Introduction

Genomic deletions have a wide size distribution. Those involving one or a few bases are thought to be caused by local polymerase slippage, whereas recombination between low copy repeats generates deletions that may span several megabases. Deletions of intermediate size can be caused by a variety of mechanisms, including non-homologous end joining, non-allelic homologous recombination, and DNA replication-associated events such as microhomology-mediated break-induced replication.1

None of the above concepts would readily explain insertion of unrelated, retrotransposon-derived sequence at the site of breakpoint fusion. That such events exist was first observed upon induction of retrotransposition in vitro.2, 3 Comparative analysis of the human and chimp genomes revealed that this kind of copy number alteration is also relevant on an evolutionary scale. The authors termed the phenomenon Alu retrotransposition-mediated deletion (AMD), and suggested that a novel, one-step mutational mechanism underlies AMD.4 Meanwhile, a few disease-associated deletions that harbor Alu-derived sequence insertions have been reported, including in the BRCA-1, CHD7, NF1, PMM2, GLA, and LPL genes.5, 6, 7, 8, 9, 10 Mechanistic interpretations referred to the one-step AMD concept,8 or alternatively suggested a two-step scenario in which an Alu insertion precedes the actual deletion event.10

The present study reports on the characterization of two distinct Alu insertion-associated deletions in the SPAST gene, alterations of which cause hereditary spastic paraplegia type SPG4 (OMIM 604277).11 Haplotyping as well as detailed analysis of the sequences involved was used to trace the probable history of the corresponding alleles, and to unravel the likely mutational mechanisms. Our findings enable a better understanding of the formation and evolutionary role of Alu insertion-associated deletions.

Materials and methods

Patient and control samples

One of the SPAST deletions investigated here in detail involves two internal exons (family N-16), whereas the other involves the four immediate 3′ exons (family D-W). These deletions have been reported as ex10–12del and ex13–16del previously, and had been identified by cDNA analysis and by multiplex ligation-dependent probe amplification, respectively.12, 13 DNA from multiple family members, including affected as well as unaffected individuals, was available for family D-W, whereas only the index case could be analyzed for family N-16. A total of 118 anonymised genomic DNAs from unrelated individuals were obtained from the Department of Human Genetics of Jena University Hospital, and, following approval by the local ethics committee, used to estimate the general frequency of a critical haplotype at the SPAST locus.

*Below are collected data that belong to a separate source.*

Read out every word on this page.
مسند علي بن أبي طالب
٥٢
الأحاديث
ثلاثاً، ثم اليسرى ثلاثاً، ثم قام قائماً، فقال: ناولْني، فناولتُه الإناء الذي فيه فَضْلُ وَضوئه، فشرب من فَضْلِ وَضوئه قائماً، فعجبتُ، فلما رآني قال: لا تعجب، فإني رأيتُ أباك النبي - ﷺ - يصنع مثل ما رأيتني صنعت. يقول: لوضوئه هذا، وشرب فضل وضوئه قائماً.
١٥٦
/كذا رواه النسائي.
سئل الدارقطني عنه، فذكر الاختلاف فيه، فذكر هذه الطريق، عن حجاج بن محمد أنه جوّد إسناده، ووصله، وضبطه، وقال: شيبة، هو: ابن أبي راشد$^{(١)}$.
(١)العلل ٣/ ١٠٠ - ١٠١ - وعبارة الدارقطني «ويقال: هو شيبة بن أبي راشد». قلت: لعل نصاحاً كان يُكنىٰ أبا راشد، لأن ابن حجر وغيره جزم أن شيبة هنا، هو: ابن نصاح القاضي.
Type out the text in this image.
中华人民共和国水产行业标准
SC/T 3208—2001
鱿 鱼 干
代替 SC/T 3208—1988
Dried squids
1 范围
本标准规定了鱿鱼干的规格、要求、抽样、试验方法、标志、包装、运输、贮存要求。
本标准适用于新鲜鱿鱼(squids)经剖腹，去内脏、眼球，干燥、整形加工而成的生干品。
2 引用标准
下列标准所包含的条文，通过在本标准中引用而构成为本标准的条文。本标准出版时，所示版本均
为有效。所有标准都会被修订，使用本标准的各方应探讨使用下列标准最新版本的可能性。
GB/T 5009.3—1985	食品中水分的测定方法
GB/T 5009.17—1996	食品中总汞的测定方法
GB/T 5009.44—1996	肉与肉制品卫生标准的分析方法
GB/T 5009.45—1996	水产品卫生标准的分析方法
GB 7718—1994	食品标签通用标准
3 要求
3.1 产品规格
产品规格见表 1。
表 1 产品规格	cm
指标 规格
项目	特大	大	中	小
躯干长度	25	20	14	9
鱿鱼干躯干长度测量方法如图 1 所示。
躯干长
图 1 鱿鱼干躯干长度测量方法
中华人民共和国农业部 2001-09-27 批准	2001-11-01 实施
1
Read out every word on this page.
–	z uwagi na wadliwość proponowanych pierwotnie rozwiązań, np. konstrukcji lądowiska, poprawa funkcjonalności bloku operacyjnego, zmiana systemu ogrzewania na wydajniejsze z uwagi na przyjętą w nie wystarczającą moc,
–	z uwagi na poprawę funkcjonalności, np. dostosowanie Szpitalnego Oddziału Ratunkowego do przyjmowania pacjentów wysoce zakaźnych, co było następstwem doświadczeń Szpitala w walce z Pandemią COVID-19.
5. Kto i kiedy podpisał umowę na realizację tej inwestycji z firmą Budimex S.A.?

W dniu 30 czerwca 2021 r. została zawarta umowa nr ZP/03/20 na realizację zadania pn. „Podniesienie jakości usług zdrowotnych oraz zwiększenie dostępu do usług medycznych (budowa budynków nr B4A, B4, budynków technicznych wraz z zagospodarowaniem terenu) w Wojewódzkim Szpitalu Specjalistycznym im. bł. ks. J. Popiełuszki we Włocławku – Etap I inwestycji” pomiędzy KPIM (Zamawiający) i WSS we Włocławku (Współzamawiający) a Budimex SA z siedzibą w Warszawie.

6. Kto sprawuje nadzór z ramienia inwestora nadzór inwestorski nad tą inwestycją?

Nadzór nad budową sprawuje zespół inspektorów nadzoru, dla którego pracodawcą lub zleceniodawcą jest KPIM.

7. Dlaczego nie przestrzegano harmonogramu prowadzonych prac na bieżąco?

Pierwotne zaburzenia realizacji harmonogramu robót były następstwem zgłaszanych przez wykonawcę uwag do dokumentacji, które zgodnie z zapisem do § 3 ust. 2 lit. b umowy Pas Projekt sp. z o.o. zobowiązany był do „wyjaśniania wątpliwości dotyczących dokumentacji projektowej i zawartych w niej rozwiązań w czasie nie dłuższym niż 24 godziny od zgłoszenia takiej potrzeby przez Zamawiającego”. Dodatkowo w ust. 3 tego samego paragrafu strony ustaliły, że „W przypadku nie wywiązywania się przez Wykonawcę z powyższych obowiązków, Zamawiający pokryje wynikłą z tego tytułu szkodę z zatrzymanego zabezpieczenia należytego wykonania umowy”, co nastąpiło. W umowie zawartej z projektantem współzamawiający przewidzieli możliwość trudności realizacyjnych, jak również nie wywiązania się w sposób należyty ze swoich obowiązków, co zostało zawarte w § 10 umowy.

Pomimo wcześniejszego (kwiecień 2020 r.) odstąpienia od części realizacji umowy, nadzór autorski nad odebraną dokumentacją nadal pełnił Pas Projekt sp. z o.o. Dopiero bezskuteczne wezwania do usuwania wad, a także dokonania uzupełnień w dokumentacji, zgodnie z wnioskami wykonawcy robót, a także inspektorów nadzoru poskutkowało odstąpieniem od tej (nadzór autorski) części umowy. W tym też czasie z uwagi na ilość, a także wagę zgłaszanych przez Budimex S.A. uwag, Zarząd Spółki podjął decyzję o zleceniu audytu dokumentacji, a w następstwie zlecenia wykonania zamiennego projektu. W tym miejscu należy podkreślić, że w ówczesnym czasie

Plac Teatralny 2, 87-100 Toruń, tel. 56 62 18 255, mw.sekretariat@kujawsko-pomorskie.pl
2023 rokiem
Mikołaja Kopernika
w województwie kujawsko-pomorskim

Long-range PCR and sequencing

The SPAST genomic sequence was downloaded from the UCSC genome browser (https://genome.ucsc.edu/) with common SNPs (dbSNP 142), repeats, and exons highlighted (exons according to NM_014946.3). The introns presumed to harbor the breakpoints were targeted with sets of primers that avoided SNPs and repeats, and that showed a spacing of 1–2 kb. Candidate deletion-specific products were confirmed, narrowed, and eventually sequenced from both sides, with additional internal primers. The two variants resolved at sequence level by the present study have been submitted to a publicly funded variant database (http://databases.lovd.nl/shared/variants/SPAST; patient IDs 00056433 and 00057909). All primer sequences are available upon request.

Haplotyping

The SPAST genomic sequence ±1 MB was searched for potentially polymorphic di- and trinucleotide repeats, using the microsatellite display option of the USCS genome browser. Intragenic SNPs with minor allele frequencies >0.4 were identified in dbSNP (http://www.ncbi.nlm.nih.gov/SNP/). Microsatellite alleles as amplified by PCR were visualized on a sequencing type polyacrylamide gel (LICOR Biosciences, Lincoln, NE, USA); SNPs were investigated by direct sequencing of purified PCR products. Detailed information regarding the markers finally applied is provided in Supplementary Figure 1.

Results

Two intragenic SPAST deletions that involve distinct exons carry distinct insertions at their sites of fusion

Long-range PCR utilizing appropriate combinations of forward and reverse primers identified sample-specific products that were considered good candidates for harboring the fusion sequences (not shown). Additional primers narrowed the regions of interests to analyzable size (Figure 1a). Direct sequencing revealed that the more 5′ deletion affected 4365 bp (nucleotides 77 798–82 162 in NG_008730.1) and was accompanied by a 15 bp insertion (Figure 1b′). In the more 3′ deletion, 7095 bp were deleted (nucleotides 82 179–89 273 in NG_008730.1) and 255 bp inserted (Figure 1b′′). Conventional interpretation would regard these variants as resulting from distinct, unrelated insertion–deletion events (Figures 1c′–c′′).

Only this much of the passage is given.